Ever since economists startled me by dissing tournaments, I have been fascinated by their ubiquity and utility as well as their potential for waste. Of course the whole panoply of life is a tournament of sorts, but let's consider one that was important in the development of the modern world: the invention of aircraft.

We have wanted to join the birds in the air at least since ancient times, but no real progress was made on making machines fly until the beginning of the nineteenth century. Not at all coincidentally that was the same time at which another great tournament was picking up speed - the industrial revolution. In the late 1790s, Sir George Cayley, 6th Baronet, Member of Parliment, and prolific inventor turned his attention to flight. His experiments were models of ingenuity, and he discovered many key principles of lift and flight. He designed and built the first successful manned glider and created the basic aircraft design that is used today.

It took more than another century before the Wright brothers were able to develop true powered flight, but the intervening period saw a great contest that steadily advanced the cause of flight. It was not a cheap contest, costing the lives of several of the pioneers, including the great Otto Lilienthal, but no economist should dare to call this contest wasteful just because in the end there was only one, or rather two, winners. Love for the contest is an intrinsic part of human nature, and that love probably costs us a certain amount of economic waste, but it's also the main driving force behind progress.

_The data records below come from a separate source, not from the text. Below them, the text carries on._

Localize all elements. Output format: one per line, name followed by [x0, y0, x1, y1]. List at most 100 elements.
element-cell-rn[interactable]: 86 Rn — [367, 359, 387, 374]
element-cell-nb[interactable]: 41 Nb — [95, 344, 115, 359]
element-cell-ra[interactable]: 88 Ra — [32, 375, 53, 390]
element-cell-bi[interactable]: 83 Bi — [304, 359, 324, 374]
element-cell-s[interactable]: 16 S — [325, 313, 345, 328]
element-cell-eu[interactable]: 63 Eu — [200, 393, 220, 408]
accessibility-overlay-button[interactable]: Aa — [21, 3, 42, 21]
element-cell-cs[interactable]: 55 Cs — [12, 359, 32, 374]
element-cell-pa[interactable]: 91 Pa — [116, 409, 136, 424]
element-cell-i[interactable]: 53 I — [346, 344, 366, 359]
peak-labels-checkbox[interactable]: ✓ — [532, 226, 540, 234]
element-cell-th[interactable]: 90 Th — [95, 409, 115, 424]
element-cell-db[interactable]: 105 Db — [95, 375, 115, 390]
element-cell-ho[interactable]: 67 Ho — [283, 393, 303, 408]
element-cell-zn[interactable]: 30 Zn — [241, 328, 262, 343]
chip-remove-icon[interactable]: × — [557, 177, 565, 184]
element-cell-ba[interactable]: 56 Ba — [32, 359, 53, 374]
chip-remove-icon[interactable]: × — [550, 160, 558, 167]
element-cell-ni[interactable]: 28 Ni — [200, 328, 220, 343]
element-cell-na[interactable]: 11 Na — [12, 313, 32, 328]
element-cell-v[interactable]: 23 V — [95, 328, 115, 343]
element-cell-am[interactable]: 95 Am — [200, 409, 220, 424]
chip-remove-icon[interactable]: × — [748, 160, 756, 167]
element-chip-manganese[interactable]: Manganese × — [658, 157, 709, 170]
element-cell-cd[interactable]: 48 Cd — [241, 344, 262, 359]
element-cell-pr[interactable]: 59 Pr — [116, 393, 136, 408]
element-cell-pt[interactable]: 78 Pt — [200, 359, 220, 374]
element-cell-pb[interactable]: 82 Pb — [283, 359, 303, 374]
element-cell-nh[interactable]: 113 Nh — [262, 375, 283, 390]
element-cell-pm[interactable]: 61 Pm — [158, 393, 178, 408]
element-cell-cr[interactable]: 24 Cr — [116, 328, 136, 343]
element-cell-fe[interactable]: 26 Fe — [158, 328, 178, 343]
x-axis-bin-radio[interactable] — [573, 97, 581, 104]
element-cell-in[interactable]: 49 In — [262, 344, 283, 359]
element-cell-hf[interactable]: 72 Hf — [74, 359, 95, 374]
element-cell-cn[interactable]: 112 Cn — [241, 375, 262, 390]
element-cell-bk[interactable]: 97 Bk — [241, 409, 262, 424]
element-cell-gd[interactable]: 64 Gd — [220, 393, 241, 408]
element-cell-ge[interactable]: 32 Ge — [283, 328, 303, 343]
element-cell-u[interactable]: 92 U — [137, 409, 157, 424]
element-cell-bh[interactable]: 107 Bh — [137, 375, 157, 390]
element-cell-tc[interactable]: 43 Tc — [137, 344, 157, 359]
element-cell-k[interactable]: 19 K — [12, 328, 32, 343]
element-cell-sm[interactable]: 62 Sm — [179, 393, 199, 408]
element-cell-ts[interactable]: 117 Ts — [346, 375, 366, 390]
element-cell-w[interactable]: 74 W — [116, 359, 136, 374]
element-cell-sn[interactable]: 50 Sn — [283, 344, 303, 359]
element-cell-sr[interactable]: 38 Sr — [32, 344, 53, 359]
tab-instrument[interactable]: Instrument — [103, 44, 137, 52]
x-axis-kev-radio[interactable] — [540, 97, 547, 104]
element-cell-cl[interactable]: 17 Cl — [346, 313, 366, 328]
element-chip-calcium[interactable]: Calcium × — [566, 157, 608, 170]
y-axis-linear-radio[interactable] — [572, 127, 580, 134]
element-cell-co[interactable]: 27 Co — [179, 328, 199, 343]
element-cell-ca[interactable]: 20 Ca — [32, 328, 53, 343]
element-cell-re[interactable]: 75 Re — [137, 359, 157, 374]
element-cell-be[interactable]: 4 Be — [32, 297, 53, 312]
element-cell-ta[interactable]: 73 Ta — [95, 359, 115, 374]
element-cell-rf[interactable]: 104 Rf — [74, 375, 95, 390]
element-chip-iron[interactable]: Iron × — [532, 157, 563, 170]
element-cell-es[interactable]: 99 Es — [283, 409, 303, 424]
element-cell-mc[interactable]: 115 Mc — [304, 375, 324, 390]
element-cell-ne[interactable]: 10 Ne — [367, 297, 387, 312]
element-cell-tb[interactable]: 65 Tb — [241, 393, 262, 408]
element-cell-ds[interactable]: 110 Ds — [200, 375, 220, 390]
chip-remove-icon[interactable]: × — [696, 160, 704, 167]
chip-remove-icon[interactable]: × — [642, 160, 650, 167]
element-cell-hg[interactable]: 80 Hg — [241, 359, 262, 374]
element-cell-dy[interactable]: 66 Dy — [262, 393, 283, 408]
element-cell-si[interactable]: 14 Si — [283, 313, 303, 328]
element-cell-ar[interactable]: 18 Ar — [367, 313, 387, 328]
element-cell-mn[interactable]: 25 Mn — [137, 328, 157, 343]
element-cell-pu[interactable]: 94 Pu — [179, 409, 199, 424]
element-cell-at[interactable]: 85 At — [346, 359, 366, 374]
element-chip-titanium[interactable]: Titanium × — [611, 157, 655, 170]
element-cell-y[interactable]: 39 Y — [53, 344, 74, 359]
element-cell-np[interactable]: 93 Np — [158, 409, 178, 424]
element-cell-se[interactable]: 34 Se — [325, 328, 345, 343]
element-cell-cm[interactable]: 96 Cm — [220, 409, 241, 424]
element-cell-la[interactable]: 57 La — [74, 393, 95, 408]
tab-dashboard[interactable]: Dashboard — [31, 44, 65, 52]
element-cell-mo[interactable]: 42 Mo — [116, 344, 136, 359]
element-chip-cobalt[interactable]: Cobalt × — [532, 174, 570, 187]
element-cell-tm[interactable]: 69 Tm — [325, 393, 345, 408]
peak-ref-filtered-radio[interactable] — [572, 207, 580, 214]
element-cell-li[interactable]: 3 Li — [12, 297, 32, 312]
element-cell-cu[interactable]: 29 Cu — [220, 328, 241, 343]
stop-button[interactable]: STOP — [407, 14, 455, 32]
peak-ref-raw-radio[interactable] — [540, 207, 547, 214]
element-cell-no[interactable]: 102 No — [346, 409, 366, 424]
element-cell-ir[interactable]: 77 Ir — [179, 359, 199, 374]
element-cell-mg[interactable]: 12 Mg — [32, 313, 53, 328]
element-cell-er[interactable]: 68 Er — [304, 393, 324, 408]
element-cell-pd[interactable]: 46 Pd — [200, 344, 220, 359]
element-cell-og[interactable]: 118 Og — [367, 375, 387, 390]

The Wright brothers, Lilienthal, and Cayley were not motivated by the prospect of making a buck, but by the dream and the contest. The same is true of the developers of most of the fundamental technologies that made the modern world.

The tournament is a fundamental part of our character, sometimes bearing valuable fruit but also loaded with risk. Financial markets are a tournament too, and taking unreasonable risks may be as much feature as defect - efficient markets and rational actors be damned.